No Paraná, a cidade de Marquinho consta na lista devido aos estragos provocados pelas pedras de gelo. O mesmo fenômeno foi registrado em Caseiros, no Rio Grande do Sul. Já os municípios gaúchos de Bom Retiro do Sul, Jari e Rolante, somados a Bocaina do Sul, em Santa Catarina, tiveram suas estruturas e rotinas impactadas pela força das chuvas persistentes registradas no período.
Caminho para recursos
Com o reconhecimento oficial, as prefeituras ganham o respaldo necessário para pleitear auxílio financeiro junto ao Ministério da Integração e do Desenvolvimento Regional. A burocracia, contudo, exige rigor: o acesso ao dinheiro depende da apresentação de planos de trabalho detalhados via Sistema Integrado de Informações sobre Desastres (S2iD).

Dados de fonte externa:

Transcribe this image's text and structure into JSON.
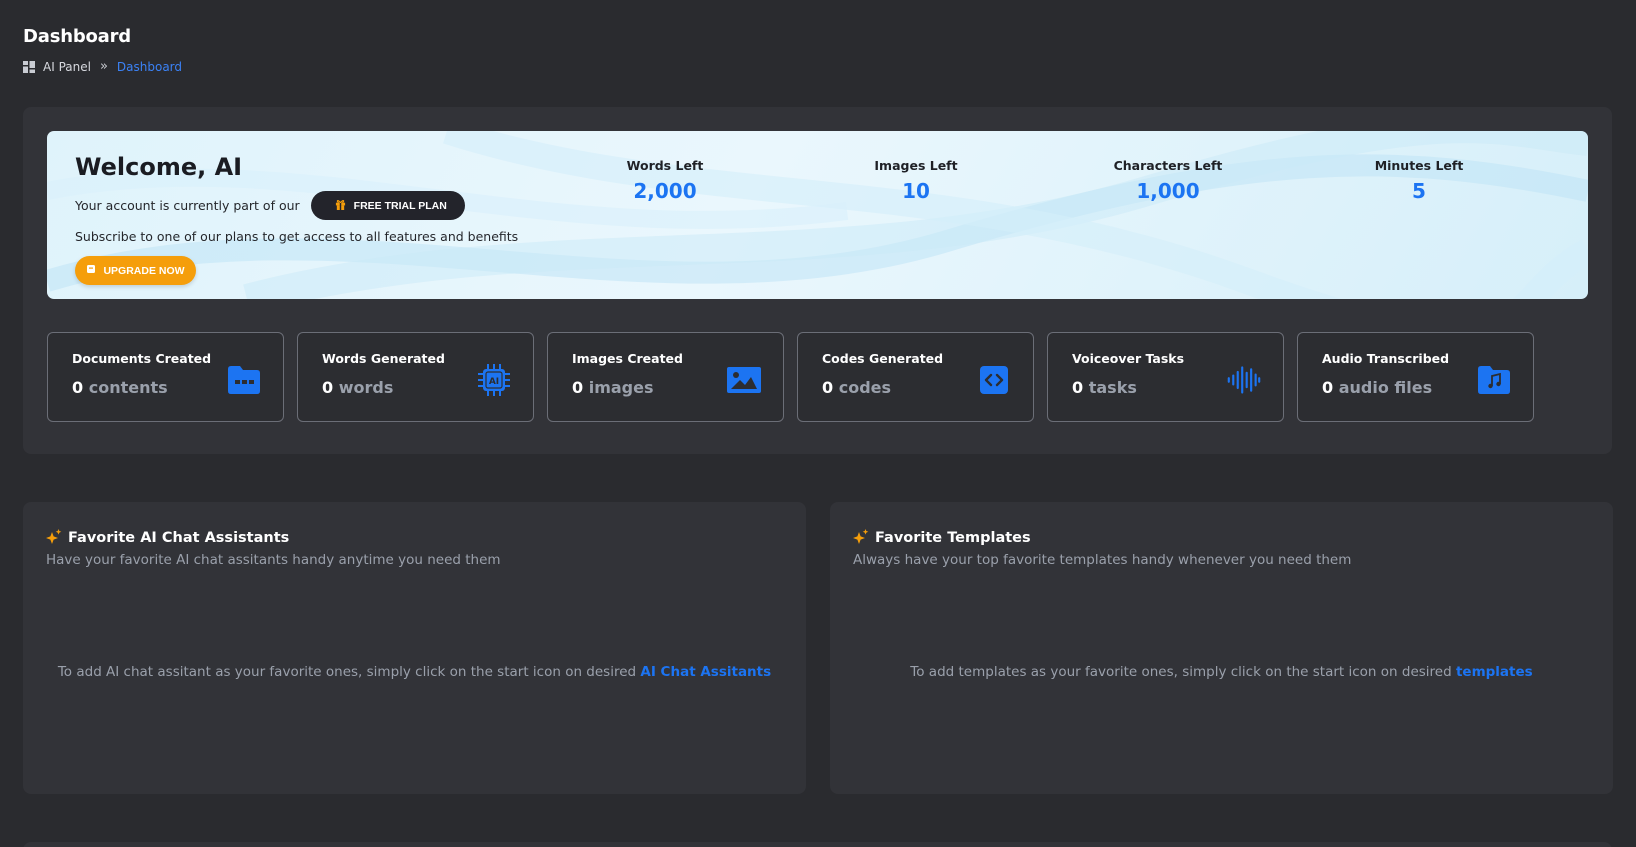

Uma vez protocolado o pedido, técnicos da Defesa Civil Nacional realizam uma triagem das metas e dos valores solicitados por cada gestor municipal. O objetivo é garantir que o repasse seja direcionado a ações vitais, como a compra de cestas básicas, a distribuição de água potável para áreas atingidas e a entrega de kits de higiene e limpeza às famílias desabrigadas ou desalojadas.
Além do suporte direto à população, a verba federal também pode ser alocada na execução de obras emergenciais. O foco dessas intervenções costuma ser o restabelecimento urgente de serviços essenciais, como o reparo em estradas vicinais, pontes ou redes de energia que foram comprometidas pela severidade dos eventos climáticos recentes.